Valuing our Mother Tongue

November 7, 2019
November 7, 2019 Peter Welch

 Valuing our Mother Tongue

This past weekend, Secondary students organized a Mother Tongue conference at AISB – an excellent initiative that was really valued by all the students, parents and teachers involved. AISB is making great effort to value world language and provide more opportunities for students to study their mother tongue. 

Charlemagne, the medieval French king, once said that “to have a second language is to have a second soul”. Our language and ways of communicating shape our experience of the world profoundly. There are over seven thousand world languages, and each offers a unique way of experiencing human communication.  

 Ask a fluently bilingual person what happens when they switch languages and they might say that they think differently, move differently and even adopt a changed persona. If you speak many languages, you may be able to switch cultural codes when you travel. However, so crucial is language to our sense of identity that you will only feel truly yourself when speaking your mother tongue.

 Let’s consider some examples of how a language can influence a culture. The English language has an expansive and rich lexicon full of possibilities for synonyms, wordplay and double-meaning. It, therefore, offers lots of opportunities for a form of layered humour, such as satire, irony or sarcasm. English also offers many varieties of understatement and prevarication, although I may possibly need a smidgen, a crumb, a mere morsel of further rumination to thoroughly investigate, nay muckrake, that interim conclusion.

 In the elegant language of French, one is equipped to be an excellent debater – trés quick and precise. This is the old vernacular of European diplomacy, after all. In German, we can be über-clear and serious in what is a logical, stout language. German philosophers and political theorists have been extraordinarily influential in the development of European thought. Try speaking Italian and keeping your hands still with its elongated and expressive vowel sounds. Italian is a passionate language that is intertwined with a passionate culture. In Japanese, there are many rules for formal and polite speech to match the demands of a social situation. The language offers a detailed grammar for saying sorry, or no thank you so very sweetly. When a Japanese person must communicate in English they are deprived of these nuances of social language and are forced to convey politeness with exaggerated gestures instead.

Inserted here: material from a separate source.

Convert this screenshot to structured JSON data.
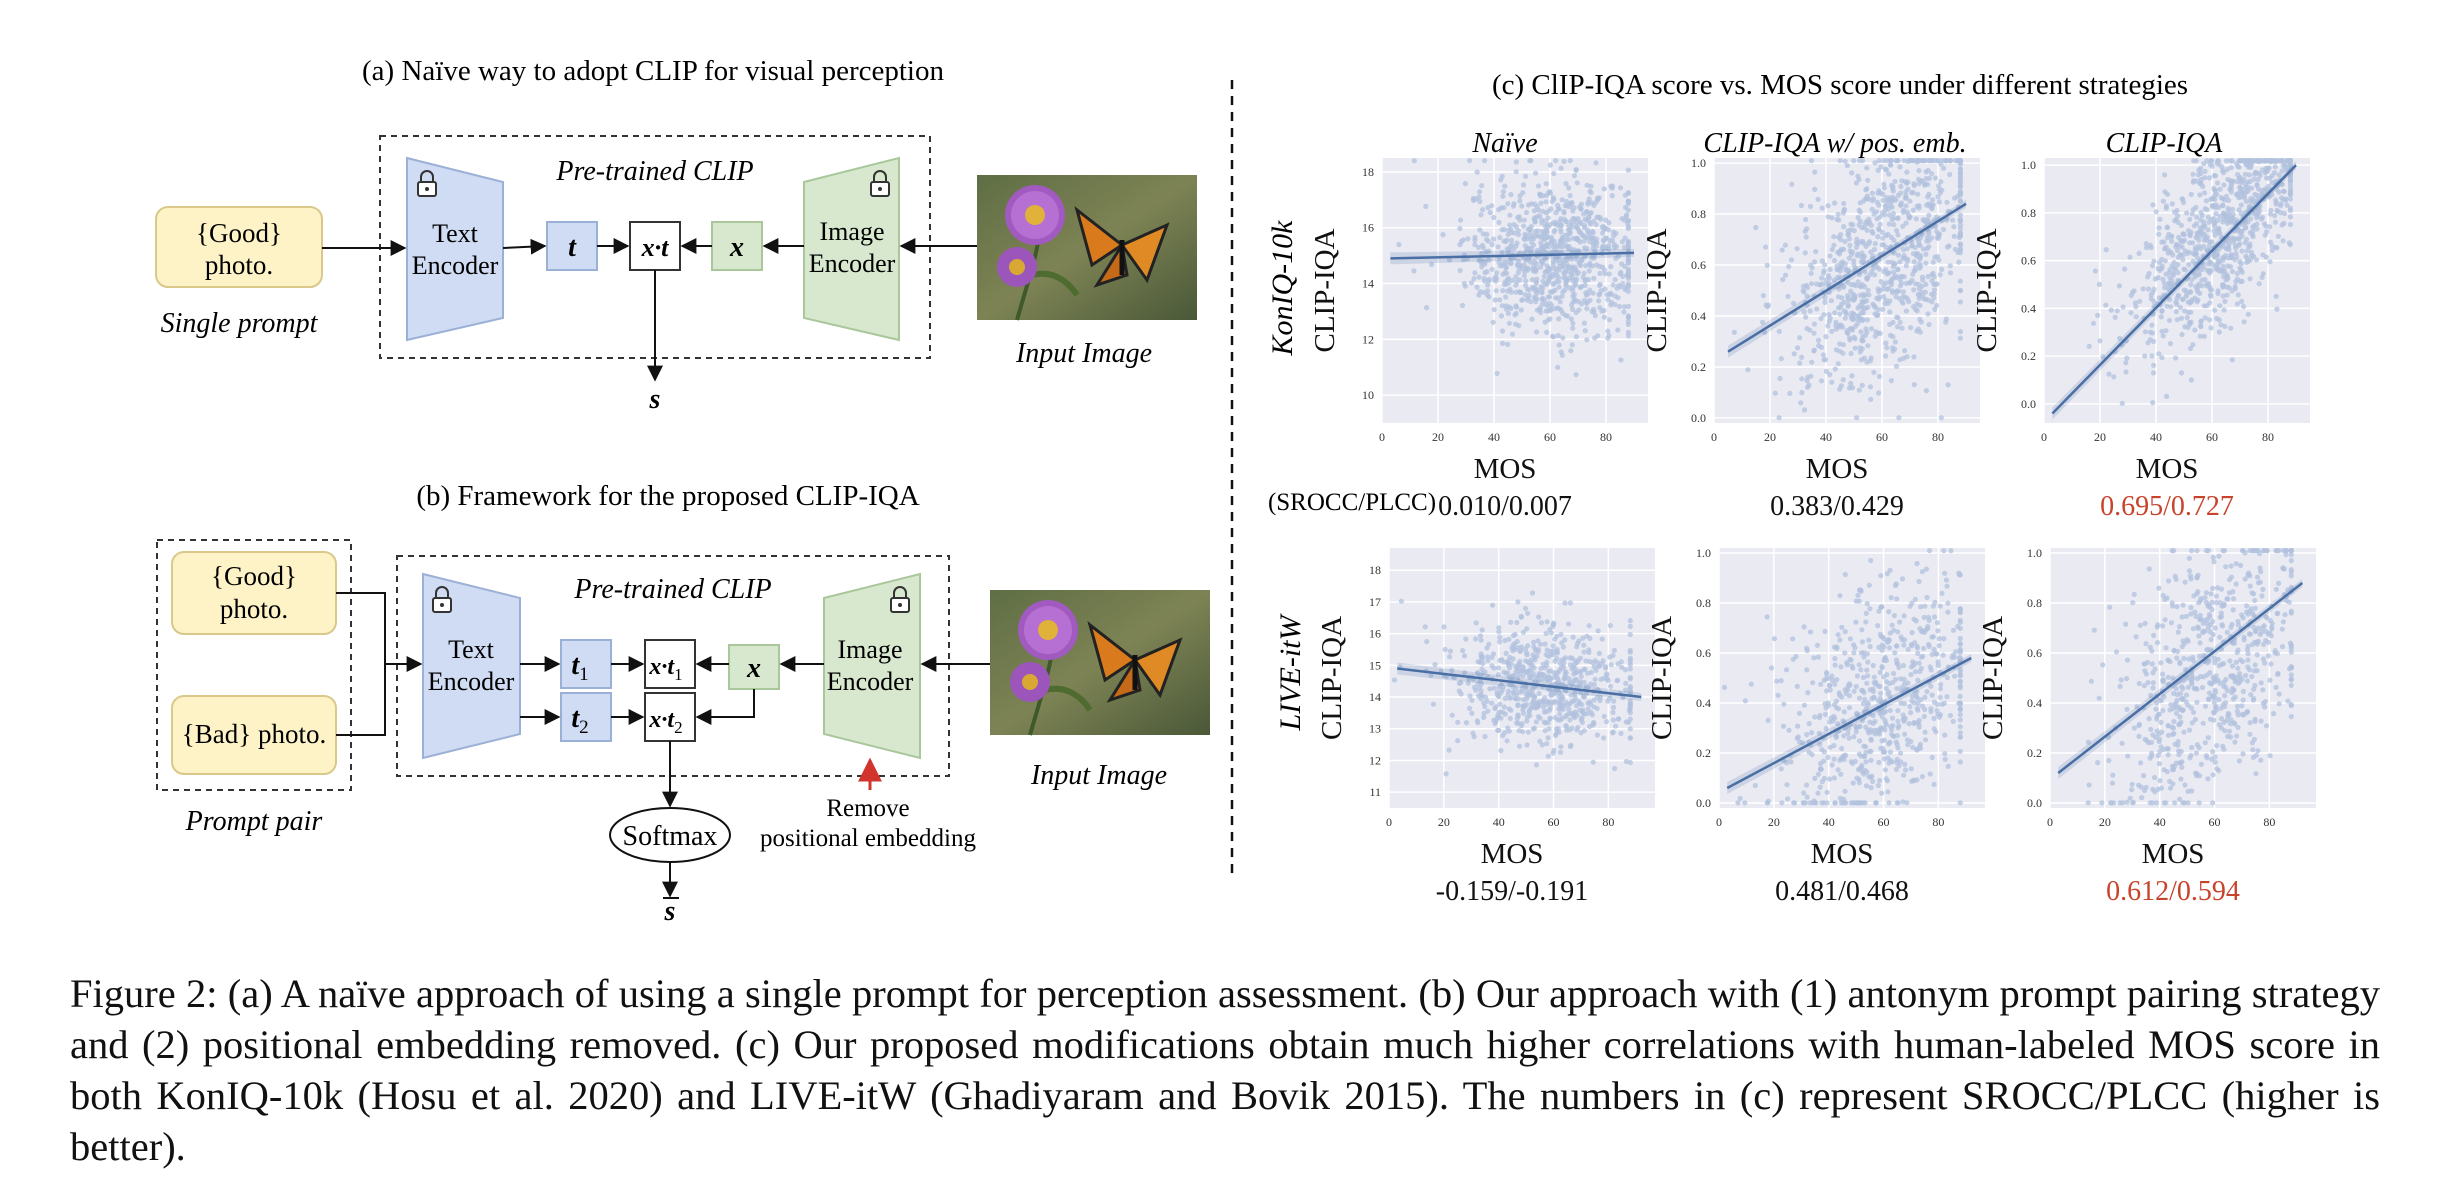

 Some words, phrases or idioms simply do not translate. For example, the Swedish word smultronställe literally means a place of wild strawberries, but it has a deeper emotional undertow evoking a special calm place that touches the heart. You probably need to be Swedish and have stood in such a mesmerizing place to really get it. A single word can be layered with cultural substrata. Words such as zeitgeist, panache or chutzpah are co-opted into other languages because they capture a thing so perfectly that any translation would miss the je ne sais quoi.

 In the middle of the last century, the American linguists and anthropologists Edward Sapir and Benjamin Whorf developed ground-breaking ideas about how language determines culture and thought. Their work was conflated and somewhat reinterpreted into a ‘Sapir–Whorf hypothesis’, which states that the structure and vocabulary of a given language affect the ways in which its speakers conceptualize their world. In the strongest version of this theory, it is argued that the language we have defines the limits of our conscious thought. Simply put, if you don’t have a word for a thing then you are not able to conceive of it. For example, if a language does not have a word for the feeling of being bored, then its native speakers could never actually be bored in the proper sense of that concept. They might feel unoccupied, under-utilized or at a loose end, but never properly bored.

 The implications of this hypothesis are certainly far-reaching. However, for a long time afterward, the ideas of Sapir and Whorf were dismissed. Until close to the end of the last century most theorists supported the idea that human thought processes were universal. More recently, although rather dead and not available for parties, Mr. Sapir and Mr. Whorf have come back into style. The academic field of how language affects how we think is still evolving. There is no simple consensus, yet most experts now agree that the influence is important.

 It is intriguing, for example, that research shows that Russian speakers can see more shades of blue as they have a more effective vocabulary to describe them. The Zambals from the Philippines have no word for left or right. They use linguistic versions of north, south, east and west instead and consequently have superior fine-tuning for spatial orientation. The Piraha, living in the Amazon rainforest, have no words for numbers and use terms like ‘a few’ and ‘many’ instead. So, they are not able to keep track of exact quantities. The lesson is if you need a new pair of jeans, take a Russian for fashion advice and a Zambal to park your car and find the store, but on no account give your money to a Piraha for safekeeping.

 We can multiply examples of how a certain language might amplify our understanding of an experience. Japanese offers ten different ways to describe rain falling. Famously, the Inuit people can describe forty-two different varieties of snow. The Lapps have eight seasons of weather, rather than my English four, or the two seasons that my wife’s students observed in the Sahel in Ghana. If you want to buy a horse, take a Mongolian with you to really discern and describe the qualities of the beast that you’re buying. Painting your front door? A grasp of Zulu will enrich your conversation at the hardware store with thirty-nine words for the colour green to choose from. Familiarity with other languages certainly offers the possibility to see the world from a lovely new vantage point.